Article VII: Committees I. Standing Committees There shall be four standing committees with certain powers and duties as hereinafter provided. With the advice and consent of the Board, the President shall annually appoint the members of such committees. Such committees shall report to the Board of Directors. The standing committees are:
A. SHHRPP Statewide Salary Survey: The SHHRPP Statewide Salary Survey committee shall be responsible for the operation and further development of the statewide salary survey, ensuring that regular reports are distributed on a timely basis to participants. B. Nominating Committee: The Nominating Committee shall consist of three members: two appointed members; and the Immediate Past President who shall serve as Chair. The President shall appoint two other Society members who shall not be current members of the Board. It shall be the duty of this committee to present names of members as nominees for elected office. No member’s name may be placed in nomination without consent. Members of the Nominating Committee are ineligible for such nomination. C. Legislative Committee: This committee will monitor trends, compliance, and potential changes in the human resource and healthcare landscape, including, but not limited to: reporting on judicial and legislative developments, providing information to the Professional Development Committee for use in preparing programs, preparing articles for the electronic newsletter; and identifying new revenue streams. D. Professional Development Committee: This committee will be responsible for identification of member educational needs, development and coordination of educational programs (including. but not limited to the annual conference), coordinating certification preparation programs, development and/or coordination of on-line programs, and identifying new revenue streams. II. Other Committees The Board of Directors may create or discontinue such other committees as it deems necessary.

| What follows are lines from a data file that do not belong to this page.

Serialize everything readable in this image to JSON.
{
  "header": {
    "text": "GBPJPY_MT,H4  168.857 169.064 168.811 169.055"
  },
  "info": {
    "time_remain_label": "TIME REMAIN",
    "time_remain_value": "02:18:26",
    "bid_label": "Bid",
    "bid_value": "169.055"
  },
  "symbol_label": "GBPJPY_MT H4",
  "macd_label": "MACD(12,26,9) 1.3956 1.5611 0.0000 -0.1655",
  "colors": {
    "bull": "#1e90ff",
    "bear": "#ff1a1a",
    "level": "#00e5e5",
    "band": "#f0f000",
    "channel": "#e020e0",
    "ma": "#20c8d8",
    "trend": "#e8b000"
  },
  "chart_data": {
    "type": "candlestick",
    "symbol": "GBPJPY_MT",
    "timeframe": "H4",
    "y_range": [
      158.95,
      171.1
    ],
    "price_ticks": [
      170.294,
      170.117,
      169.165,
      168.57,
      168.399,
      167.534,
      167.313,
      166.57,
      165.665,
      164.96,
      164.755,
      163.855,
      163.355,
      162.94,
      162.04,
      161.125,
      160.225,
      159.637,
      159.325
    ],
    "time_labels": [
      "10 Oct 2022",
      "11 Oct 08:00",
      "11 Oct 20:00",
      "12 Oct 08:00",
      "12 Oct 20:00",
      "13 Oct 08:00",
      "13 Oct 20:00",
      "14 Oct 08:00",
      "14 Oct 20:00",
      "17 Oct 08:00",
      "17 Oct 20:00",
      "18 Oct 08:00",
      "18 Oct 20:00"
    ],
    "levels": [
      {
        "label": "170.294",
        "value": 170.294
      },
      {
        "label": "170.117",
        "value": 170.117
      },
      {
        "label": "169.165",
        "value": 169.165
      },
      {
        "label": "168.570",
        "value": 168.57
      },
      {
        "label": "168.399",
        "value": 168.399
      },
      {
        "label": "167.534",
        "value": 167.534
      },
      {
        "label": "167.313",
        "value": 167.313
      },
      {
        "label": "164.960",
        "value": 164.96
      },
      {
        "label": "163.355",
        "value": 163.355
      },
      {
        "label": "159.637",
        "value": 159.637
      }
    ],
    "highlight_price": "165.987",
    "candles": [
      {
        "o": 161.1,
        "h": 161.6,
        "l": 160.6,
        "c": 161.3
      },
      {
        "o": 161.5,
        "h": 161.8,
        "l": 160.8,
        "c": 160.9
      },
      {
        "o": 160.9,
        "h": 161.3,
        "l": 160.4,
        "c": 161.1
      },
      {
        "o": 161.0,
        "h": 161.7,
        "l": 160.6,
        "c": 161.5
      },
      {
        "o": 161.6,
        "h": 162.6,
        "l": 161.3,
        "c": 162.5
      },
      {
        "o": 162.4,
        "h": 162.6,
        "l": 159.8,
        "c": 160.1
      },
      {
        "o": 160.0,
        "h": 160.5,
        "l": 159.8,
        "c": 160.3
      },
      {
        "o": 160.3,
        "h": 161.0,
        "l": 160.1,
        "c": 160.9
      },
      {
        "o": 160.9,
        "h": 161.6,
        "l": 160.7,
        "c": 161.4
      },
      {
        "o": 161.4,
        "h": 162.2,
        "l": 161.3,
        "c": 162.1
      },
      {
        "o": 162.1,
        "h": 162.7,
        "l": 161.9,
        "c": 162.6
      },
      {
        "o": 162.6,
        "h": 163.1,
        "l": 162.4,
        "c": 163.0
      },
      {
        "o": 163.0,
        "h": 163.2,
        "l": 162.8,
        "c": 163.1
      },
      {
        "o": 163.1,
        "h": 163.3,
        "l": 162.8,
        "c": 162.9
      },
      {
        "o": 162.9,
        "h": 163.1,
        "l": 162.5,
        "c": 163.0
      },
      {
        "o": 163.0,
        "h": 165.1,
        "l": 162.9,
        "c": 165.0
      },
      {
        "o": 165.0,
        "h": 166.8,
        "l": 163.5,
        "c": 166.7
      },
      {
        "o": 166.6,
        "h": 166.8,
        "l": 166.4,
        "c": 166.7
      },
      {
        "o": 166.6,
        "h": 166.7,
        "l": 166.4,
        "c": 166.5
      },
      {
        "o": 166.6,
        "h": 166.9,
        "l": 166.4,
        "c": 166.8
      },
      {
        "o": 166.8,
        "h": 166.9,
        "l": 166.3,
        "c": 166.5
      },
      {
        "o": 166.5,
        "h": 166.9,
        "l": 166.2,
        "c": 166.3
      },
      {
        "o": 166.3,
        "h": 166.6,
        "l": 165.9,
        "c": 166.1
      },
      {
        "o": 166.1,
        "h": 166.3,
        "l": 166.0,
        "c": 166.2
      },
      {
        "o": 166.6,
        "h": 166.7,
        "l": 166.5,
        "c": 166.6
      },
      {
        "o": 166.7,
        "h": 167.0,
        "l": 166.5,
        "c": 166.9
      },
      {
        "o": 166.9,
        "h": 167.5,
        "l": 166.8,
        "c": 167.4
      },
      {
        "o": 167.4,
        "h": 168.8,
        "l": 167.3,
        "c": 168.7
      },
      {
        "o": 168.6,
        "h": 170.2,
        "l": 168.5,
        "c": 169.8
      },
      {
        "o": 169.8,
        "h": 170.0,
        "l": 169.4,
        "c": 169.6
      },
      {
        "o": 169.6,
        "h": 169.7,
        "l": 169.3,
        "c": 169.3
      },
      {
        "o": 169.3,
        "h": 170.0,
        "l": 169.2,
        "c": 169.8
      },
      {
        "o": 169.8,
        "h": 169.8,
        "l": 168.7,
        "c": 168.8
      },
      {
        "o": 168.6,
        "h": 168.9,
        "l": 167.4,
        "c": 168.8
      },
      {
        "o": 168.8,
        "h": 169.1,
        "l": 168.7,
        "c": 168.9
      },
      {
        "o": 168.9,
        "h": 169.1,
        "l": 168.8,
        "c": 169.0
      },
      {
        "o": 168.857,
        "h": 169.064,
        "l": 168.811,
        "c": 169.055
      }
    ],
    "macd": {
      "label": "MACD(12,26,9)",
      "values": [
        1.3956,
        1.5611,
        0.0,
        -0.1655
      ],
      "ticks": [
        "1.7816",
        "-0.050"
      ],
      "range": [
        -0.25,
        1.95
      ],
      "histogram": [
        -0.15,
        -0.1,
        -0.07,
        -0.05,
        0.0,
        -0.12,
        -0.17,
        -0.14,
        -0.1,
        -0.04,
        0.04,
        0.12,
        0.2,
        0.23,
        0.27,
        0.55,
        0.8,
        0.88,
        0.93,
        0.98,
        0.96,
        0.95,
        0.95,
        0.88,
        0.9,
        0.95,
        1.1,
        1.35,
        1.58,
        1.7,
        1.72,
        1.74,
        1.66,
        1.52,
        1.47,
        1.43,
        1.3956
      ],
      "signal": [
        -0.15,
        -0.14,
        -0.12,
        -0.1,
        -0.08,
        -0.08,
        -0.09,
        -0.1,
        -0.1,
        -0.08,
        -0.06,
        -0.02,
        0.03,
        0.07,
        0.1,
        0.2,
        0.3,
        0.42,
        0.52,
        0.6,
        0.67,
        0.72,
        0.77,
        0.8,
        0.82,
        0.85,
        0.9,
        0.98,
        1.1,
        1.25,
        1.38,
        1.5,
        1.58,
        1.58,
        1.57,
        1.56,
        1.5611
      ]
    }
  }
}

With the advice and consent of the Board, the President shall appoint the members of such committees and shall designate the Chair of each committee. Such committees shall report to the Board of Directors.
Article VIII: Affiliated Chapters I. Formation and Purpose In order to facilitate the objectives, growth and development of the Society, the Board of Directors may encourage, where feasible, the formation of new chapters or the consolidation of existing chapters to better meet the needs of its members.
Article IX: Amendments I. Procedure These bylaws may be amended by the affirmative vote of two thirds of the voting members. Such voting shall be conducted by mail ballot. A proposed amendment, not initiated by the Board of Directors, should be submitted in writing within 10 days of the next regularly scheduled Board of Directors meeting. The proposed amendment should be directed to the Treasurer who shall refer it to the Board for discussion and action at the meeting. Article X: Amendments I. Effective date of bylaws, provisions of the bylaws of the society or amendments thereto, when adopted at any meeting, shall become effective upon adoption unless otherwise stated in the bylaws or the amendments.